# [PKGNG] How to maintain several packages of the same port?



## fonz (Oct 5, 2013)

I hope I can adequately explain what I want. Here goes: for a port that has options, I'd like to have a few different packages in a PKGNG repository, each package containing the same port but with a different set of options.

I can use MASTERDIR and SLAVEDIRS to create slave ports, each with their own set of options, but I can't build/update one without first having to deinstall the other, because they install files into the same place and hence conflict with each other. Moreover, `portmaster --clean-packages` neatly removes the version that just had to be deinstalled in order to be able to build the other.

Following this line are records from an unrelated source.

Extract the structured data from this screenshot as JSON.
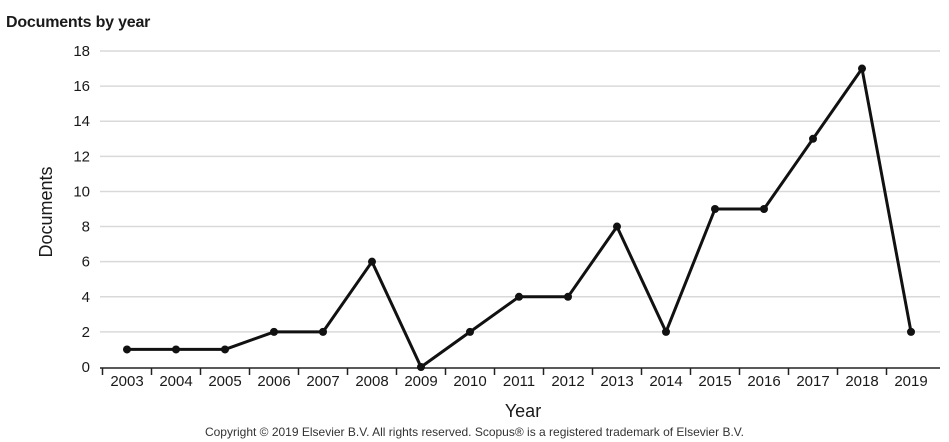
{
  "title": "Documents by year",
  "copyright": "Copyright © 2019 Elsevier B.V. All rights reserved. Scopus® is a registered trademark of Elsevier B.V.",
  "chart_data": {
    "type": "line",
    "title": "Documents by year",
    "xlabel": "Year",
    "ylabel": "Documents",
    "categories": [
      "2003",
      "2004",
      "2005",
      "2006",
      "2007",
      "2008",
      "2009",
      "2010",
      "2011",
      "2012",
      "2013",
      "2014",
      "2015",
      "2016",
      "2017",
      "2018",
      "2019"
    ],
    "values": [
      1,
      1,
      1,
      2,
      2,
      6,
      0,
      2,
      4,
      4,
      8,
      2,
      9,
      9,
      13,
      17,
      2
    ],
    "ylim": [
      0,
      18
    ],
    "yticks": [
      0,
      2,
      4,
      6,
      8,
      10,
      12,
      14,
      16,
      18
    ],
    "grid": true,
    "line_color": "#111111"
  }
}
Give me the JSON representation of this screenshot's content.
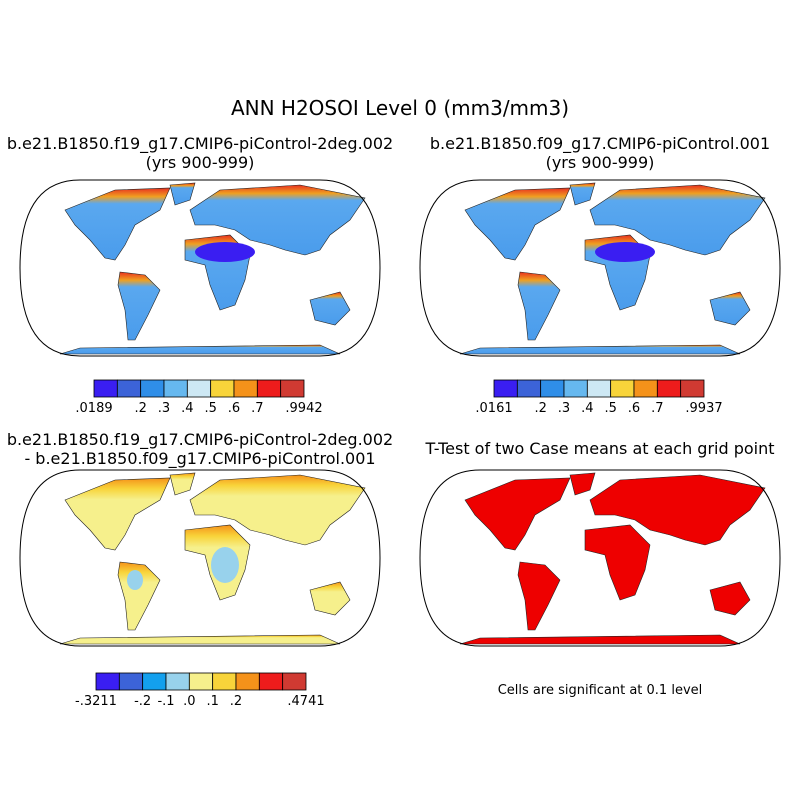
{
  "title": "ANN H2OSOI Level 0 (mm3/mm3)",
  "panels": [
    {
      "title_lines": [
        "b.e21.B1850.f19_g17.CMIP6-piControl-2deg.002",
        "(yrs 900-999)"
      ],
      "colorbar": {
        "colors": [
          "#3a1ef2",
          "#3c63d8",
          "#2f8ee8",
          "#66b8ef",
          "#cde8f4",
          "#f8d43a",
          "#f5921a",
          "#ee1c1c",
          "#d03a32"
        ],
        "labels": [
          ".0189",
          null,
          ".2",
          ".3",
          ".4",
          ".5",
          ".6",
          ".7",
          null,
          ".9942"
        ]
      }
    },
    {
      "title_lines": [
        "b.e21.B1850.f09_g17.CMIP6-piControl.001",
        "(yrs 900-999)"
      ],
      "colorbar": {
        "colors": [
          "#3a1ef2",
          "#3c63d8",
          "#2f8ee8",
          "#66b8ef",
          "#cde8f4",
          "#f8d43a",
          "#f5921a",
          "#ee1c1c",
          "#d03a32"
        ],
        "labels": [
          ".0161",
          null,
          ".2",
          ".3",
          ".4",
          ".5",
          ".6",
          ".7",
          null,
          ".9937"
        ]
      }
    },
    {
      "title_lines": [
        "b.e21.B1850.f19_g17.CMIP6-piControl-2deg.002",
        "- b.e21.B1850.f09_g17.CMIP6-piControl.001"
      ],
      "colorbar": {
        "colors": [
          "#3a1ef2",
          "#3c63d8",
          "#13a0ee",
          "#98d2ec",
          "#f6f08c",
          "#f8d43a",
          "#f5921a",
          "#ee1c1c",
          "#d03a32"
        ],
        "labels": [
          "-.3211",
          null,
          "-.2",
          "-.1",
          ".0",
          ".1",
          ".2",
          null,
          null,
          ".4741"
        ]
      }
    },
    {
      "title_lines": [
        "T-Test of two Case means at each grid point"
      ],
      "note": "Cells are significant at 0.1 level"
    }
  ]
}
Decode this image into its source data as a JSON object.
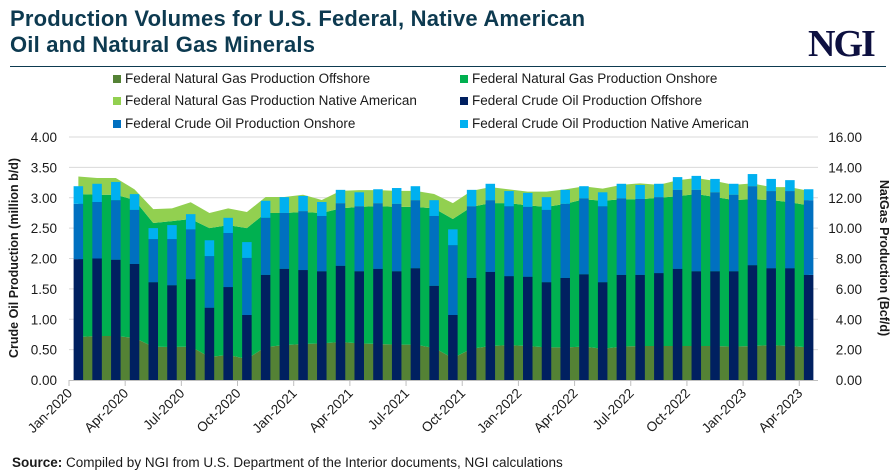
{
  "title_line1": "Production Volumes for U.S. Federal, Native American",
  "title_line2": "Oil and Natural Gas Minerals",
  "logo": "NGI",
  "source_label": "Source:",
  "source_text": "Compiled by NGI from U.S. Department of the Interior documents, NGI calculations",
  "chart_data": {
    "type": "bar",
    "subtype": "stacked bars (oil, left axis) over stacked areas (gas, right axis)",
    "ylabel_left": "Crude Oil  Production (million b/d)",
    "ylabel_right": "NatGas Production (Bcf/d)",
    "ylim_left": [
      0,
      4
    ],
    "ylim_right": [
      0,
      16
    ],
    "yticks_left": [
      "0.00",
      "0.50",
      "1.00",
      "1.50",
      "2.00",
      "2.50",
      "3.00",
      "3.50",
      "4.00"
    ],
    "yticks_right": [
      "0.00",
      "2.00",
      "4.00",
      "6.00",
      "8.00",
      "10.00",
      "12.00",
      "14.00",
      "16.00"
    ],
    "grid": true,
    "legend_position": "top",
    "categories": [
      "Jan-2020",
      "Feb-2020",
      "Mar-2020",
      "Apr-2020",
      "May-2020",
      "Jun-2020",
      "Jul-2020",
      "Aug-2020",
      "Sep-2020",
      "Oct-2020",
      "Nov-2020",
      "Dec-2020",
      "Jan-2021",
      "Feb-2021",
      "Mar-2021",
      "Apr-2021",
      "May-2021",
      "Jun-2021",
      "Jul-2021",
      "Aug-2021",
      "Sep-2021",
      "Oct-2021",
      "Nov-2021",
      "Dec-2021",
      "Jan-2022",
      "Feb-2022",
      "Mar-2022",
      "Apr-2022",
      "May-2022",
      "Jun-2022",
      "Jul-2022",
      "Aug-2022",
      "Sep-2022",
      "Oct-2022",
      "Nov-2022",
      "Dec-2022",
      "Jan-2023",
      "Feb-2023",
      "Mar-2023",
      "Apr-2023"
    ],
    "xtick_labels": [
      "Jan-2020",
      "Apr-2020",
      "Jul-2020",
      "Oct-2020",
      "Jan-2021",
      "Apr-2021",
      "Jul-2021",
      "Oct-2021",
      "Jan-2022",
      "Apr-2022",
      "Jul-2022",
      "Oct-2022",
      "Jan-2023",
      "Apr-2023"
    ],
    "series": [
      {
        "name": "Federal Natural Gas Production Offshore",
        "kind": "area",
        "axis": "right",
        "color": "#548235",
        "values": [
          2.83,
          2.9,
          2.9,
          2.77,
          2.19,
          2.17,
          2.2,
          1.52,
          1.65,
          1.39,
          2.17,
          2.3,
          2.37,
          2.41,
          2.5,
          2.41,
          2.37,
          2.33,
          2.33,
          2.11,
          1.45,
          2.06,
          2.24,
          2.3,
          2.24,
          2.15,
          2.15,
          2.2,
          2.06,
          2.2,
          2.24,
          2.24,
          2.24,
          2.24,
          2.24,
          2.2,
          2.24,
          2.3,
          2.24,
          2.15
        ]
      },
      {
        "name": "Federal Natural Gas Production Onshore",
        "kind": "area",
        "axis": "right",
        "color": "#00b050",
        "values": [
          9.42,
          9.3,
          9.3,
          9.08,
          8.15,
          8.29,
          8.4,
          8.48,
          8.55,
          8.61,
          8.83,
          8.7,
          8.69,
          8.59,
          8.8,
          8.99,
          9.08,
          9.07,
          9.07,
          9.19,
          9.15,
          9.34,
          9.41,
          9.35,
          9.26,
          9.25,
          9.45,
          9.7,
          9.74,
          9.7,
          9.66,
          9.76,
          9.86,
          10.01,
          9.81,
          9.65,
          9.66,
          9.55,
          9.46,
          9.35
        ]
      },
      {
        "name": "Federal Natural Gas Production Native American",
        "kind": "area",
        "axis": "right",
        "color": "#92d050",
        "values": [
          1.15,
          1.1,
          1.1,
          0.7,
          0.91,
          0.84,
          1.1,
          1.0,
          1.1,
          1.06,
          1.05,
          1.05,
          1.14,
          0.85,
          1.15,
          1.1,
          1.05,
          1.05,
          1.05,
          0.95,
          1.05,
          1.05,
          1.05,
          0.9,
          0.9,
          1.0,
          0.95,
          0.85,
          0.8,
          0.95,
          1.05,
          0.85,
          1.05,
          1.05,
          1.05,
          1.0,
          1.05,
          0.85,
          1.0,
          0.95
        ]
      },
      {
        "name": "Federal Crude Oil Production Offshore",
        "kind": "bar",
        "axis": "left",
        "color": "#002060",
        "values": [
          1.99,
          2.0,
          1.98,
          1.91,
          1.61,
          1.56,
          1.66,
          1.19,
          1.53,
          1.07,
          1.73,
          1.83,
          1.81,
          1.79,
          1.88,
          1.79,
          1.83,
          1.79,
          1.84,
          1.55,
          1.07,
          1.68,
          1.78,
          1.71,
          1.7,
          1.61,
          1.68,
          1.74,
          1.61,
          1.73,
          1.73,
          1.76,
          1.83,
          1.79,
          1.79,
          1.79,
          1.89,
          1.84,
          1.84,
          1.73
        ]
      },
      {
        "name": "Federal Crude Oil Production Onshore",
        "kind": "bar",
        "axis": "left",
        "color": "#0070c0",
        "values": [
          0.91,
          0.93,
          0.98,
          0.89,
          0.71,
          0.76,
          0.82,
          0.85,
          0.89,
          0.94,
          0.94,
          0.92,
          0.97,
          0.91,
          1.03,
          1.07,
          1.08,
          1.11,
          1.12,
          1.15,
          1.15,
          1.18,
          1.18,
          1.15,
          1.15,
          1.19,
          1.22,
          1.25,
          1.25,
          1.26,
          1.25,
          1.25,
          1.3,
          1.34,
          1.3,
          1.26,
          1.3,
          1.27,
          1.27,
          1.23
        ]
      },
      {
        "name": "Federal Crude Oil Production Native American",
        "kind": "bar",
        "axis": "left",
        "color": "#00b0f0",
        "values": [
          0.29,
          0.3,
          0.3,
          0.26,
          0.18,
          0.23,
          0.25,
          0.26,
          0.25,
          0.26,
          0.28,
          0.26,
          0.25,
          0.23,
          0.22,
          0.23,
          0.23,
          0.26,
          0.23,
          0.26,
          0.26,
          0.27,
          0.27,
          0.25,
          0.23,
          0.21,
          0.23,
          0.2,
          0.23,
          0.24,
          0.23,
          0.22,
          0.21,
          0.23,
          0.22,
          0.18,
          0.2,
          0.2,
          0.18,
          0.18
        ]
      }
    ]
  }
}
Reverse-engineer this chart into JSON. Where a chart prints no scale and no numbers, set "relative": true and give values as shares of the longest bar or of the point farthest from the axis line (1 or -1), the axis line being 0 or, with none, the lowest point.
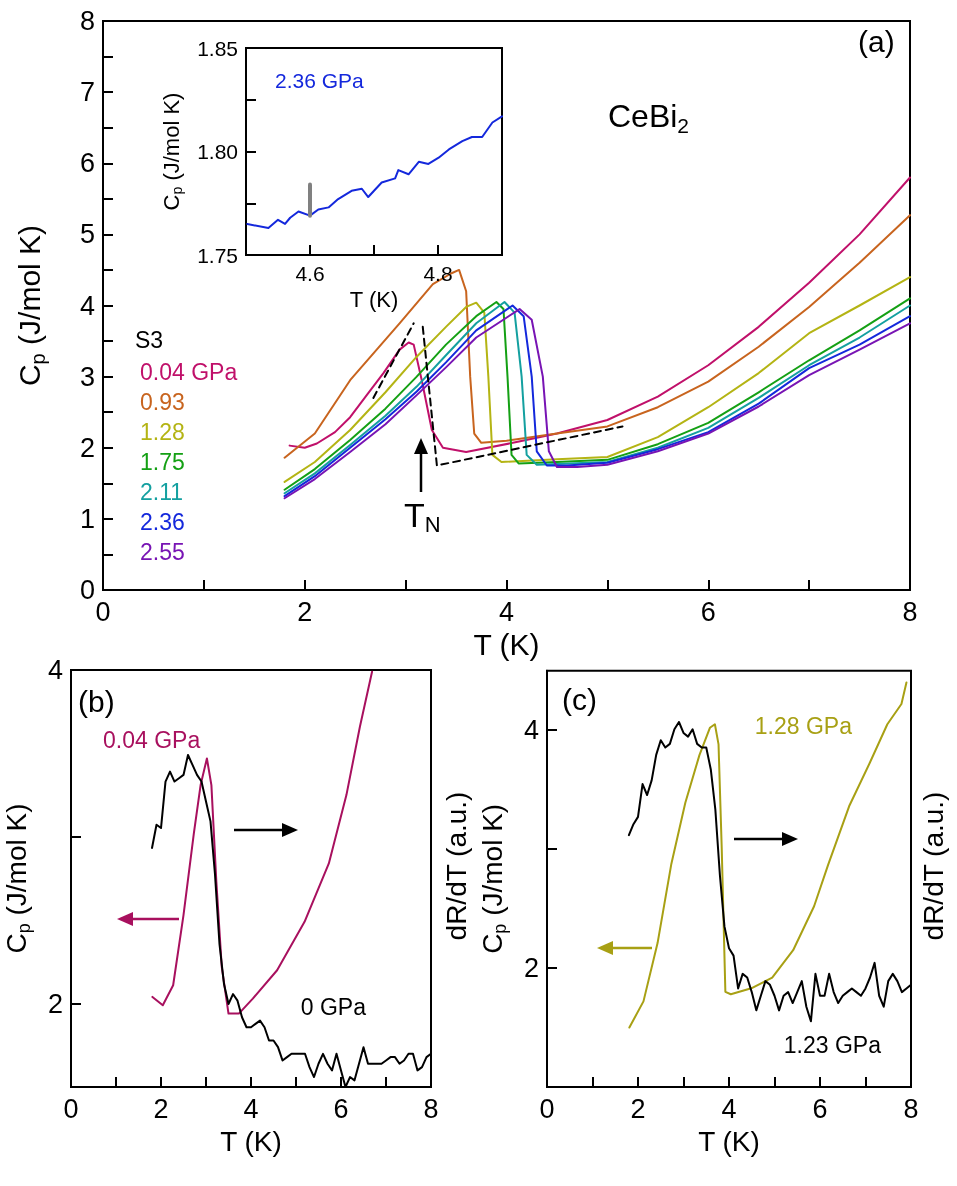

Any suggestions how I can conveniently keep someport packages someport-foo and someport-bar in the same PKGNG repository?


----------



## ondra_knezour (Oct 5, 2013)

Staging may help? http://blogs.freebsdish.org/portmgr/2013/10/03/staging/


----------



## kpa (Oct 5, 2013)

You can't do that if you're building the ports on the same host where they get installed. What you need is a package builder that uses a separate jail to build the packages separately from the host system and from each other.

Edit: Yes, staging may help as well since the packages are created from the staging area, not from the files/directories that are already installed.


----------



## fonz (Oct 5, 2013)

Thanks, guys. I saw a few threads about staging pass by on freebsd-ports@. I haven't read those yet and kept them for future reference, but now I have an incentive to go read them.


----------